This is not my case, I was just using it as an example. 

This is mine, I used to have the cooler facing vertical  pushing air though the top. Now I flip it so air pushes out the back.


----------



## department76 (Jun 4, 2009)

^^ better to have it blow out the back, that way it pulls air right across the ram


----------



## t77snapshot (Jun 4, 2009)

department76 said:


> ^^ better to have it blow out the back, that way it pulls air right across the ram



This is true,..but I also have a top front intake that hits the ram directly


----------



## Kenshai (Jun 4, 2009)

department76 said:


> ^^ better to have it blow out the back, that way it pulls air right across the ram



There will actually be enough movement in the case from the middle fan that it won't really cause a any substantial difference in temperatures.


----------



## department76 (Jun 4, 2009)

Kenshai said:


> There will actually be enough movement in the case from the middle fan that it won't really cause a any substantial difference in temperatures.



still couldnt hurt.


----------



## Pickles Von Brine (Jun 4, 2009)

Note: I now have PCI slot fans that will help remove heat as well. There will be a GTX260 in there soon so they will help remove the heat from around the card along with the heat in the case.


----------



## Pickles Von Brine (Jun 4, 2009)

SonDa5 said:


> Yes!!!
> 
> Then make the back exhaust fan an intake fan by turning it around like this....
> 
> http://minidriven.com/GreenMachine/SD530591.jpg



Um, you got it all wrong. That fan is pulling air through my heat sink, not pushing. The rear fan is pull air out of the case and my top fan is doing the same. I have 2 PCI slot fans that will put air out of the case to get the heat away from my GTX260 which I will have soon.


----------



## SonDa5 (Jun 5, 2009)

OmegaAI said:


> Um, you got it all wrong. That fan is pulling air through my heat sink, not pushing. The rear fan is pull air out of the case and my top fan is doing the same. I have 2 PCI slot fans that will put air out of the case to get the heat away from my GTX260 which I will have soon.

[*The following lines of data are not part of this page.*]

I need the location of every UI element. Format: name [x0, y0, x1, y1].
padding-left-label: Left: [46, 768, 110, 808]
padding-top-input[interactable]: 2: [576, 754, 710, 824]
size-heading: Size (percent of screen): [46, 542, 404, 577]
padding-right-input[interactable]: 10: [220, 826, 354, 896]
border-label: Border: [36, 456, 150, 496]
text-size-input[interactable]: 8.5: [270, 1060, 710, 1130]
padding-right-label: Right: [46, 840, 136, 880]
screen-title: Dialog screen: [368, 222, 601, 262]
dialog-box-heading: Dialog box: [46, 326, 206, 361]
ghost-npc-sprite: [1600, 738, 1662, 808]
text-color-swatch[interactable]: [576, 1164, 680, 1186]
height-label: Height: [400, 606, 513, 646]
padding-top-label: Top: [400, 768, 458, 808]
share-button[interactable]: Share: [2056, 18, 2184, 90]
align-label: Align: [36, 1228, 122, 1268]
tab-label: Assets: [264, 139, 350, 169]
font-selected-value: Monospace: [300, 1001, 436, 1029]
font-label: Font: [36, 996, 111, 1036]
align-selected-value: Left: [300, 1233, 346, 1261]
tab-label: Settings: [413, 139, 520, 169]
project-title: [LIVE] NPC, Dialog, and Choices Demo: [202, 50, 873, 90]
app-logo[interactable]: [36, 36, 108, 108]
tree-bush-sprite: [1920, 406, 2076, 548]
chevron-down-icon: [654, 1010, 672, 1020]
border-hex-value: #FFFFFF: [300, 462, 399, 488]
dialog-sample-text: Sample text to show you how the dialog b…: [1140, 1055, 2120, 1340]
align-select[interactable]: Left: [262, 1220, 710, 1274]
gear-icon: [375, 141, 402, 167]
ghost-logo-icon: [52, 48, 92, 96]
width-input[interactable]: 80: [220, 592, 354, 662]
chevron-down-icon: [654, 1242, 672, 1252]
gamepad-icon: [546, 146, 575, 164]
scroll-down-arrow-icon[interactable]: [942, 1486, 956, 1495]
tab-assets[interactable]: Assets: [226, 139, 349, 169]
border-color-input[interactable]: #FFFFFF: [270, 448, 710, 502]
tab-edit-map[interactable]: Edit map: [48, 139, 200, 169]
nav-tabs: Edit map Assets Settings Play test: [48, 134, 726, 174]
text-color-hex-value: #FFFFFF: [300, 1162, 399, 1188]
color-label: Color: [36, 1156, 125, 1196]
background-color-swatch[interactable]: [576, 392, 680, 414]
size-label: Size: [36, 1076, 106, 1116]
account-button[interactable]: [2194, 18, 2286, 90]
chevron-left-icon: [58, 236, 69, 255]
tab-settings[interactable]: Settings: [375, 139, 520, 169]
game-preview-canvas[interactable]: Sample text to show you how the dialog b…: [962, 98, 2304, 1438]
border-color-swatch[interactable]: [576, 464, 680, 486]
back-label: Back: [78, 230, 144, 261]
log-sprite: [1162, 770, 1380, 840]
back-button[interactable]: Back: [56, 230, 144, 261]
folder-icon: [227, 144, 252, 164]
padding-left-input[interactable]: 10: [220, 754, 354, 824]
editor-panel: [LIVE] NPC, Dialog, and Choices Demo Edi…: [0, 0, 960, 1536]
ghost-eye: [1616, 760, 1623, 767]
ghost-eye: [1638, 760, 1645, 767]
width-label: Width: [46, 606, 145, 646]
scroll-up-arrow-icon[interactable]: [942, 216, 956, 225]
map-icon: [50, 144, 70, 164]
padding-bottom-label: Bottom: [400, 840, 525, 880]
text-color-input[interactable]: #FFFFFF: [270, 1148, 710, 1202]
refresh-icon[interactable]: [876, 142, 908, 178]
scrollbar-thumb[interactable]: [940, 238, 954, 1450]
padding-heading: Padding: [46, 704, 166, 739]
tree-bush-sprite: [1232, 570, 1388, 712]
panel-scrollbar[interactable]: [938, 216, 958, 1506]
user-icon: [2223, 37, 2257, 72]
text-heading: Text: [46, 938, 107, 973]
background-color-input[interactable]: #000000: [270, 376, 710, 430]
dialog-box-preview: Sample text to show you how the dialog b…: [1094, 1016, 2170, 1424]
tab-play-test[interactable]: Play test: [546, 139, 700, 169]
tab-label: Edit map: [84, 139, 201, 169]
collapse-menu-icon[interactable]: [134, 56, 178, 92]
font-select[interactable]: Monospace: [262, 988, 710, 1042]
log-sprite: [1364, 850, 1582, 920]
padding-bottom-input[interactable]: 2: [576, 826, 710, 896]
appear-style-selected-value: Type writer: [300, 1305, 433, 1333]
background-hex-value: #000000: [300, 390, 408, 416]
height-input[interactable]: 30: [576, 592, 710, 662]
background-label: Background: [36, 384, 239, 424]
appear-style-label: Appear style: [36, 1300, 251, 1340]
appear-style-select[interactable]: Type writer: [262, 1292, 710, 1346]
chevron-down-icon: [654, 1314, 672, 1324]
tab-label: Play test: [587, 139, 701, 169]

Did you try different configurations before settling with what you have?


----------



## Kenshai (Jun 5, 2009)

OmegaAI said:


> Um, you got it all wrong. That fan is pulling air through my heat sink, not pushing. The rear fan is pull air out of the case and my top fan is doing the same. I have 2 PCI slot fans that will put air out of the case to get the heat away from my GTX260 which I will have soon.



You know gtx 260 will push air out the case with the stock cooler right? putting PCI slot fans will likely cause higher temperatures.


----------



## SonDa5 (Jun 27, 2009)

OmegaAI said:


> Um, you got it all wrong. That fan is pulling air through my heat sink, not pushing. The rear fan is pull air out of the case and my top fan is doing the same. I have 2 PCI slot fans that will put air out of the case to get the heat away from my GTX260 which I will have soon.





Did you find the best fan configuration for cooling?


----------



## Pickles Von Brine (Jun 28, 2009)

I think I did. I moved my heat sink around and put the fan on there right. Put my 140mm back on and my PCI slot fans are helping with removing the heat around my GTX260. With out then I go up about 2-3C for my 260 and my case temps go about 3C.... But my CPU temps stay the same. Right now though put tape on my heat sink to block the game between fan and give the air no choice but to move through it.


Also I will be eventually moding my case so that my side fan is no longer on the side but is moved to the bottom and my side panel will be modded for awesomness.

Here are some updated pics that I have for my cabling.


----------



## phanbuey (Jun 28, 2009)

t77snapshot said:


> This is true,..but I also have a top front intake that hits the ram directly



Ive had that case... its actually the best when the two top fans are pointing down and the heatsink is blowing out the back... easy 5C improvement.  

same goes for the 300, omega... put the top fan blowing cold air into the case, and your temps will most likely drop.  Try it... if you don't believe me you can switch it back.


----------



## BrooksyX (Jun 28, 2009)

Looking pretty sweet man! Sometime I wish my pc was all flashy and stuff. But I built mine to be silent and it is. It aint that pretty on the eyes though. Just a basic antec solo case.

edit: I do think my cable management beats yours though


----------



## Pickles Von Brine (Jun 28, 2009)

phanbuey said:


> Ive had that case... its actually the best when the two top fans are pointing down and the heatsink is blowing out the back... easy 5C improvement.
> 
> same goes for the 300, omega... put the top fan blowing cold air into the case, and your temps will most likely drop.  Try it... if you don't believe me you can switch it back.



Done it. Didn't help. Actually I had an 3C increase in temps. Now with things the way they are. I am back to normal (65C load) unlike before I had 68C load.



BrooksyX said:


> Looking pretty sweet man! Sometime I wish my pc was all flashy and stuff. But I built mine to be silent and it is. It aint that pretty on the eyes though. Just a basic antec solo case.
> 
> edit: I do think my cable management beats yours though



PICS NOW!


----------



## Pickles Von Brine (Jul 2, 2009)

Le bump


----------